Lipner RS, Weng W, Arnold GK, Duffy DF, Holmboe ES. — American Board of Internal Medicine

Presented: Ottawa International Conference on Clinical Competence, March 2008

Background: Internists play a central role in U.S. health care in treatment and diagnosis of multiple conditions and also provide preventive services. Physician performance measurement typically focuses on quality indicators for single conditions and does not reflect a comprehensive view of an internist’s practice.

Aims: To assess the feasibility of measuring quality performance across multiple conditions in an internist's practice using a Web-based tool called the Comprehensive Care Practice Improvement Module.

Methods: Trained third-party auditors abstracted 14,091 patient charts for 58 performance measures among 146 physicians.
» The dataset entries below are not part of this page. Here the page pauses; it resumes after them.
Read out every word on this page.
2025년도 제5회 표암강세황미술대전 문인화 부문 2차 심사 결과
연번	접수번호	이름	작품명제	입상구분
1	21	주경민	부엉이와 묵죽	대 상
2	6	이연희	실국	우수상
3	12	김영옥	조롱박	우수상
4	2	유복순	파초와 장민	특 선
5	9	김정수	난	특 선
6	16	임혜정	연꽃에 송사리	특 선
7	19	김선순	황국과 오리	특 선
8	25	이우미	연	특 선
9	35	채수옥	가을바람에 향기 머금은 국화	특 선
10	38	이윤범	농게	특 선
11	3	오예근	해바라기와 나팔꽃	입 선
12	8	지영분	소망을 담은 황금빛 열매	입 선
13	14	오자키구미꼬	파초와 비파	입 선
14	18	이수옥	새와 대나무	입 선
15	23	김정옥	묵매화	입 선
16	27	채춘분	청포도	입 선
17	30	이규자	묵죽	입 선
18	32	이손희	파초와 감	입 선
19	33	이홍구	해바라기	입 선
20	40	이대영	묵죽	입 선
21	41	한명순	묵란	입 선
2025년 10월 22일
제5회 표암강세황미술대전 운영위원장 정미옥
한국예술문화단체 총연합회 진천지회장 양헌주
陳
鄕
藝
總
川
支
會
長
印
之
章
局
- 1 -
Targeted chronic conditions were hypertension, diabetes, heart disease and knee or hip osteoarthritis. Acute conditions were low back pain, urinary tract infection, upper respiratory infection and major depression. Counseling, screening and immunization constituted preventive care services. Means with reliabilities (ICC and Cronbach’s α) were computed for each measure.

Results: On average 97 patient charts were audited per practice (SD =10.9) and sufficient patients were attainable for most but not all quality measures. Mean physician performance ranged from 11% (complete foot exam for diabetics) to 86% (documented weight in chart). Process measures such as annual eye exam for diabetics could be measured reliably (R=.85) with 32 patients, whereas outcomes measures such as BP <140/90 mm Hg required more patients (n=82).

Conclusion: It is feasible to reliably measure quality performance in a comprehensive care practice for most but not all conditions. Performance varied widely across conditions within and between physicians. More research on combining measures into composites to increase reliability of the comprehensive assessment is needed.